The user is allowed to sign up to “watch” this queue or tickets in this queue
as a cc or a requestor. The user is also allowed to stop watching tickets
in this queue. Think of this as AdminWatchers, but only for oneself as
requestor or CC.

WatchAsAdminCc (global and queue)

A user is allowed to be registered as administrative watcher?

Like Watch, but only as an AdminCc.

CONCLUSION

RT2 has a lot of different rights that can be granted to users what makes it
very flexible but also may makes RT difficult to manage.

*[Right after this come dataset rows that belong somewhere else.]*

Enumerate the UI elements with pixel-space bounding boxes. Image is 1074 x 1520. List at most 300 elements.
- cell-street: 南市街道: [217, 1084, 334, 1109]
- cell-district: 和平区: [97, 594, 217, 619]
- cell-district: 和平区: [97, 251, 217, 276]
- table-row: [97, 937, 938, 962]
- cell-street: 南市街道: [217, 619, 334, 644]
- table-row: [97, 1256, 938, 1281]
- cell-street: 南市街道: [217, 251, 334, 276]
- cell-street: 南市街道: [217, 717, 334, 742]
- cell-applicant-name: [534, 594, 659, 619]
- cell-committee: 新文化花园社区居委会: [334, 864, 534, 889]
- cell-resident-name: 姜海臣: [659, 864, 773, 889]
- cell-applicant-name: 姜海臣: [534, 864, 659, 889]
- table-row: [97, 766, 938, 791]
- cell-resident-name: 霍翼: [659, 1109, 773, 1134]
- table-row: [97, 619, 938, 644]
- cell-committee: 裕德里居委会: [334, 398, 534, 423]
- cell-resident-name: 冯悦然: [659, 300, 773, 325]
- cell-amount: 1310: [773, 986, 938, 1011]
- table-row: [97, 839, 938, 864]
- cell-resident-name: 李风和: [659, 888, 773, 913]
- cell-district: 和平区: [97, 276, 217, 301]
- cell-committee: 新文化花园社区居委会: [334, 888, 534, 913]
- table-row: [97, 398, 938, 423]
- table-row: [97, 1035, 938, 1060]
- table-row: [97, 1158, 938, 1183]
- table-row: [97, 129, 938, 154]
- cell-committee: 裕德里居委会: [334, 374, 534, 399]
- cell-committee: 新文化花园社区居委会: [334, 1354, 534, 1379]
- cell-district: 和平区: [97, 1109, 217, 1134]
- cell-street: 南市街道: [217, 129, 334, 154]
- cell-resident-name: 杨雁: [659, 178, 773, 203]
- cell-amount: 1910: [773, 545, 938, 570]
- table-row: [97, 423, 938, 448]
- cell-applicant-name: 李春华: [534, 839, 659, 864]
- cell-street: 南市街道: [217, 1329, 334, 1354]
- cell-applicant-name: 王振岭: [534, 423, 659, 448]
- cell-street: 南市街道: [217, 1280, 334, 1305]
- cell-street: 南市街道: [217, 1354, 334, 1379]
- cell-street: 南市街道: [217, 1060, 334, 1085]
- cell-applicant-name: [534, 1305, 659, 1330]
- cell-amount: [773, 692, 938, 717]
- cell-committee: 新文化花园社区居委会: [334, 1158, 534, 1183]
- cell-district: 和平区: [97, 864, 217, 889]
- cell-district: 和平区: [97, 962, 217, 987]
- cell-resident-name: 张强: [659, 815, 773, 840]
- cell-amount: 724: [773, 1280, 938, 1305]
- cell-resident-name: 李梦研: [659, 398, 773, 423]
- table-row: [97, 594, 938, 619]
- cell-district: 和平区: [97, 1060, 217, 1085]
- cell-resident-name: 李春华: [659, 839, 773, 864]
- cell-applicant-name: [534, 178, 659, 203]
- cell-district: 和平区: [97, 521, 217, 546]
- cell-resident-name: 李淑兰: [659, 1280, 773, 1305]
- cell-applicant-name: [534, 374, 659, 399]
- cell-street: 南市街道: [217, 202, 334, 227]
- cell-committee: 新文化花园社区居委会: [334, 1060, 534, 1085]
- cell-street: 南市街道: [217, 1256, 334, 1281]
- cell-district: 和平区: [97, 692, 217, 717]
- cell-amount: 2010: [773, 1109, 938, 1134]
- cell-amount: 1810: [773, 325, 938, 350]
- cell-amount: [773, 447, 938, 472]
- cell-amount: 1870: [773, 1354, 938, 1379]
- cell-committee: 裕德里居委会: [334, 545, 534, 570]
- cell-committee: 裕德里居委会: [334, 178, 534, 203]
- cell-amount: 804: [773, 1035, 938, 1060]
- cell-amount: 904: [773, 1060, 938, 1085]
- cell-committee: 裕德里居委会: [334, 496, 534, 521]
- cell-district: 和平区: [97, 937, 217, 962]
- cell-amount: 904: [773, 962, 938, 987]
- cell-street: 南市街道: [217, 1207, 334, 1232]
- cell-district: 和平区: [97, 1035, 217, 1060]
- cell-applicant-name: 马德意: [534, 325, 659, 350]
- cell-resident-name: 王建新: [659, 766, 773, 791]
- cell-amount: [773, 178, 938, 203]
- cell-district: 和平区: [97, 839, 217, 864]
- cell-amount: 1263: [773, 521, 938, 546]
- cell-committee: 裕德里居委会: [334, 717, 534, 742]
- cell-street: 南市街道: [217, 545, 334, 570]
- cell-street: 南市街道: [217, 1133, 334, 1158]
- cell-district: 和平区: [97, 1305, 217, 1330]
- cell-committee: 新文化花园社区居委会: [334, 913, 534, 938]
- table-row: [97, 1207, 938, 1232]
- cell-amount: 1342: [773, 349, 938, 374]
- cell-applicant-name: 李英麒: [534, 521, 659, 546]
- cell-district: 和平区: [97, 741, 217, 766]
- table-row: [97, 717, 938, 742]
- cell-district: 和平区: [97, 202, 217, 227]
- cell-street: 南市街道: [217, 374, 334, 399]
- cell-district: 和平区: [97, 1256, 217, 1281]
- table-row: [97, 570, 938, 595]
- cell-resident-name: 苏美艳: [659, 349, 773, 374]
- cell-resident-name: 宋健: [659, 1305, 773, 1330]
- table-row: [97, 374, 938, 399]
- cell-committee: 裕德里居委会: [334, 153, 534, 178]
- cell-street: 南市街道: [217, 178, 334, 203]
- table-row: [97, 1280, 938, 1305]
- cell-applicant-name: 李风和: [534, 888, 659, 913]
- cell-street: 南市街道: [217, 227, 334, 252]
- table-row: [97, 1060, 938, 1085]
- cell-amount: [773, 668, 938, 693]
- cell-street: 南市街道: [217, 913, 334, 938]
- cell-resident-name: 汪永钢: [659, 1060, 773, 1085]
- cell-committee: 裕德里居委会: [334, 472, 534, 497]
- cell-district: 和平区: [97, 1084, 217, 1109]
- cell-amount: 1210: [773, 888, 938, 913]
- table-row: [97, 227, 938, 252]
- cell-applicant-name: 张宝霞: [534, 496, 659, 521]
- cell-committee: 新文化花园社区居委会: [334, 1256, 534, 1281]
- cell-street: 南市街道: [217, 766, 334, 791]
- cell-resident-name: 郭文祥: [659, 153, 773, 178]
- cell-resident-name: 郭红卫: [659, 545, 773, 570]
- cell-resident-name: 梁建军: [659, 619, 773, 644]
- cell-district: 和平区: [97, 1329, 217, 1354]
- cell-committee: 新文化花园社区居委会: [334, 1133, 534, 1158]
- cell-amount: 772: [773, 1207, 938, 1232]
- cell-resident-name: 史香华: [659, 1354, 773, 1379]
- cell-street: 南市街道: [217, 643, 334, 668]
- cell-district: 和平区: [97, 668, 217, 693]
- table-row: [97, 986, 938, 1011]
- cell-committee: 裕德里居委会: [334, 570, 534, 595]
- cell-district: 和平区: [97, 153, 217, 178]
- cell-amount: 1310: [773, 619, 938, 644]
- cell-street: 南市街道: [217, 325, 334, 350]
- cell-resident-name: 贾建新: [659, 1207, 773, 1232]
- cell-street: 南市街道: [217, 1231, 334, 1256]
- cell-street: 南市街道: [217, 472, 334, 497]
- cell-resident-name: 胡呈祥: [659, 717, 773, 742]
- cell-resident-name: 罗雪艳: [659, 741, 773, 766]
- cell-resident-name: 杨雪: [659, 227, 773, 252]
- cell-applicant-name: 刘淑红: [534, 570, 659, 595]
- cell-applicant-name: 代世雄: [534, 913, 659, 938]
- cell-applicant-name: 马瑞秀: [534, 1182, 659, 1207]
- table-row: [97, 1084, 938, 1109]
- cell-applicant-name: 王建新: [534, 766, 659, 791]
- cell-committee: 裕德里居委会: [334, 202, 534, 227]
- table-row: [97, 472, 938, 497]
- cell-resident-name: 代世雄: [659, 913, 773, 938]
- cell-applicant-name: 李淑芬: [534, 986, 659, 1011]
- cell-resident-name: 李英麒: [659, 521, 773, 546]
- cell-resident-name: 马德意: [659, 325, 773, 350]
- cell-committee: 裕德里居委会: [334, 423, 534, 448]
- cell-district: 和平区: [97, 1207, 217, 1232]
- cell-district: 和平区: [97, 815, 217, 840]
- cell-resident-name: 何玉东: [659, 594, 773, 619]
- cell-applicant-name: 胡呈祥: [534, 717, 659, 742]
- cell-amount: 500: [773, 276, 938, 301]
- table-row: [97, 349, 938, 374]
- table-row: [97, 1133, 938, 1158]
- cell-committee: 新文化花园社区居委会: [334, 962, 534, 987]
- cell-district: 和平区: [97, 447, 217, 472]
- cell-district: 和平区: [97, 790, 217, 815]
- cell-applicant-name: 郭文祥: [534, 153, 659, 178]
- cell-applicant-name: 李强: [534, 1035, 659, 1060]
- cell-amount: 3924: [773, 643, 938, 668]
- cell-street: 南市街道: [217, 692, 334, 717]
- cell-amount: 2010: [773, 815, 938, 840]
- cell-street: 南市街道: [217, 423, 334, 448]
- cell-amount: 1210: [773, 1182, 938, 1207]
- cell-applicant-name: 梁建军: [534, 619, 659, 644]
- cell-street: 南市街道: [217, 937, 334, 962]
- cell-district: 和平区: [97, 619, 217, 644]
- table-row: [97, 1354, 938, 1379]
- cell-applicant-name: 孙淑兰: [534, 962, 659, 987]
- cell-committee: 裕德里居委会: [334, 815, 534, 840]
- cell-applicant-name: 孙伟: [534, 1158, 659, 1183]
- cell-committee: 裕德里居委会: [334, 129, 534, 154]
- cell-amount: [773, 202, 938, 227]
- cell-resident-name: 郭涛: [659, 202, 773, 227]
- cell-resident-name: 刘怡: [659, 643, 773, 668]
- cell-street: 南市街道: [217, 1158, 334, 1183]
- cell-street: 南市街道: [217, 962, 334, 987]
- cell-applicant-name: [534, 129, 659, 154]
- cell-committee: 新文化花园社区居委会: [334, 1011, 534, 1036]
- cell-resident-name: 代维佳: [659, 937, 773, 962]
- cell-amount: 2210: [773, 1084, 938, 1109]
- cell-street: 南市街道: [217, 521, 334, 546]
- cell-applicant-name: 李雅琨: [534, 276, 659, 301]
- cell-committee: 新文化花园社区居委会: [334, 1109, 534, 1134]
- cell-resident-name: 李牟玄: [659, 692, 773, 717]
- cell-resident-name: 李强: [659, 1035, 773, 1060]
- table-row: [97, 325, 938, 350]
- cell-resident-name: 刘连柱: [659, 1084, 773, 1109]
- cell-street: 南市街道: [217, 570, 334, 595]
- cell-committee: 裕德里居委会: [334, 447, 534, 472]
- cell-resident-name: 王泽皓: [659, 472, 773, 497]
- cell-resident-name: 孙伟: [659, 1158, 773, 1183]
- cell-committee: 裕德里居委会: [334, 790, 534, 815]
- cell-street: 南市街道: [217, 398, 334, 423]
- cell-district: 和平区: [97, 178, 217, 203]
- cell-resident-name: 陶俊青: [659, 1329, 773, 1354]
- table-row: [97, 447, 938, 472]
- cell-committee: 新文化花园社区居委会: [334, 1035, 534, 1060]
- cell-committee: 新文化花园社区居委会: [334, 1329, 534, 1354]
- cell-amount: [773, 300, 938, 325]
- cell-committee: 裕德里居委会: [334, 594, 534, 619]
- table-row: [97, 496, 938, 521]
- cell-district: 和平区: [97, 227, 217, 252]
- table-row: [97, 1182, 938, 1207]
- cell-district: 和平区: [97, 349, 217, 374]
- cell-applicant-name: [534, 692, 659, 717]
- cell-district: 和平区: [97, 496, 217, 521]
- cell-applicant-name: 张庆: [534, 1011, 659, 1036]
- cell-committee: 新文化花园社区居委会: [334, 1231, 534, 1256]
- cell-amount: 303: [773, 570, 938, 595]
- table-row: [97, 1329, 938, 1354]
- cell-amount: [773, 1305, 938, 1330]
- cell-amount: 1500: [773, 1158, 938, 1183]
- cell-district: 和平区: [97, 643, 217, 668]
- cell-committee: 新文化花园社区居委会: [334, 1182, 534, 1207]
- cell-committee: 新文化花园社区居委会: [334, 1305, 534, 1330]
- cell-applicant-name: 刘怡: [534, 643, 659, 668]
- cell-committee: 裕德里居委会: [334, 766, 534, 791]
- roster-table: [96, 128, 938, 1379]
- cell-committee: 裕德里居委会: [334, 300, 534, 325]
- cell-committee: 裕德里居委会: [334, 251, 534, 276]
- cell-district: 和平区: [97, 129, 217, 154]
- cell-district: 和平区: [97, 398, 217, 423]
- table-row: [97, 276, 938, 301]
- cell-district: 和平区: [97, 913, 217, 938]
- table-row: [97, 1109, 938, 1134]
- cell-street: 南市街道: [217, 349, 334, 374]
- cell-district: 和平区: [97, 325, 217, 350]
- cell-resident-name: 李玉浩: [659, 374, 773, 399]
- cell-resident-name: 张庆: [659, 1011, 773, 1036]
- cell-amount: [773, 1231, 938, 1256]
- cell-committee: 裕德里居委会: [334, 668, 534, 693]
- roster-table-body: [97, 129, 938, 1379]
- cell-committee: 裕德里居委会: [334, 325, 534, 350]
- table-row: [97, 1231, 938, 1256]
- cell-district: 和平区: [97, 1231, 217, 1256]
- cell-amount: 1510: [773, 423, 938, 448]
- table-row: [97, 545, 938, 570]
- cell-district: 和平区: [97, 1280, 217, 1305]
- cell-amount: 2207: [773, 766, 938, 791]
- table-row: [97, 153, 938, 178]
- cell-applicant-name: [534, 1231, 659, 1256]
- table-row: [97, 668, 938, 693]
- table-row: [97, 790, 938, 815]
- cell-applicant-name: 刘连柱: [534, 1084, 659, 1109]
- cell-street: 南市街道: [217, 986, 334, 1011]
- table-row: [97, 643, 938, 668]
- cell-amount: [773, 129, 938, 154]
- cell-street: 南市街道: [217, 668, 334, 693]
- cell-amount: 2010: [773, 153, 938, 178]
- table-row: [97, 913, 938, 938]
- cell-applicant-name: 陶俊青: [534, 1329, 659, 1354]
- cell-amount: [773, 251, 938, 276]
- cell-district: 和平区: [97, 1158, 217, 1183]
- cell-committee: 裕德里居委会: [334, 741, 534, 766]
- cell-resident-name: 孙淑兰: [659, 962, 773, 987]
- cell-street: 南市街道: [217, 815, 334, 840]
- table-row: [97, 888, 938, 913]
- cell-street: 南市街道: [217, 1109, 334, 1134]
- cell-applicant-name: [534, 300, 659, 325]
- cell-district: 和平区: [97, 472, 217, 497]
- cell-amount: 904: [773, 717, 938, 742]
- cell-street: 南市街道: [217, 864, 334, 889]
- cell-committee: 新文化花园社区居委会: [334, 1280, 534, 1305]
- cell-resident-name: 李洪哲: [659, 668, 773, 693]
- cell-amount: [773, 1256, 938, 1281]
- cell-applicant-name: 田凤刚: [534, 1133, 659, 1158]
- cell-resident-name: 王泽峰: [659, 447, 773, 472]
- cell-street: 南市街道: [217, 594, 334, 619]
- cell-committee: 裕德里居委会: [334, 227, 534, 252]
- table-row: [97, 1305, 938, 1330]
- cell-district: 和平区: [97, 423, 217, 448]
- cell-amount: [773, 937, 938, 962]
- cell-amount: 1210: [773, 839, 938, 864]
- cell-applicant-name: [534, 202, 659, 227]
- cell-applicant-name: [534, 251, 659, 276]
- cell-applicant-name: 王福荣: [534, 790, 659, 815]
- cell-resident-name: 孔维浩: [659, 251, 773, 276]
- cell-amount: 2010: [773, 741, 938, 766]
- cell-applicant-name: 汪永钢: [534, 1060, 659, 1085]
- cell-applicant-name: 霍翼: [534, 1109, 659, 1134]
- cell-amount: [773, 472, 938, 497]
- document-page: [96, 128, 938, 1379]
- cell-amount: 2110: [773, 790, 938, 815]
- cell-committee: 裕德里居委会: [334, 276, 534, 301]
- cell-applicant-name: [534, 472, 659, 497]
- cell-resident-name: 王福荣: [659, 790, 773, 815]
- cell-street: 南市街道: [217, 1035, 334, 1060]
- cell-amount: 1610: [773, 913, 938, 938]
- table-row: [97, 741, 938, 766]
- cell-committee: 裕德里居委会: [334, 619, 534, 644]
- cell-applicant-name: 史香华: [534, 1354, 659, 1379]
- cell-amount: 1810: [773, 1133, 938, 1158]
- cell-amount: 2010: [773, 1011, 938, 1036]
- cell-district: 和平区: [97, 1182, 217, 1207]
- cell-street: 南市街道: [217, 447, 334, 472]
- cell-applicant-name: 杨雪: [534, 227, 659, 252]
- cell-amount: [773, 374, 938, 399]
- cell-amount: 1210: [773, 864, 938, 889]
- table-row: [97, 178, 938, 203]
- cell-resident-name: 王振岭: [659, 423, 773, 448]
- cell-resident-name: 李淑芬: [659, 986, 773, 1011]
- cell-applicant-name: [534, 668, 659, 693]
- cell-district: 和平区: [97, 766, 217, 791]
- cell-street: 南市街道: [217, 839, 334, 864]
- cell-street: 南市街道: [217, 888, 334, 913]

One way to manage rights more easily is to create groups for ‘bundles’ of
rights that you frequently grant users as a single package. At this point
in the development cycle, the ACL setup for RT 2.0 is not going to change
signficantly. Further down the line, perhaps in the 2.4 timeframe, I’ll
definitely look at your recommendations as I start to design the next
rev of the ACL system.

The user interface should better reflect the rights of the authenticated
user. The user should only be presented with the means to change information
is the user is allowed to do so.

Indeed! I appreciate all the work you’ve done to note places where this isn’t
true at this point. I’m excited to get all this cleaned up when I get back from
my trip.

It might be a good idea to have a page to view all the rights a user has,
including how he got them (by groups etc). This is not easy and context
dependant since some rights can be granted through the pseudogroups (cc,
owner, admin cc).

A page to browse user rights will either come in a 2.0.x point release
or early in the 2.2 cycle. it would certainly be quite useful.

Sorry if this long story is somewhat incoherent but that’s this is the result
for the amount of time I can spend on it.

It was quite well put together. Thanks!

We really need better ACLs.

I certainly hope the changes that I indicated meet your requirements.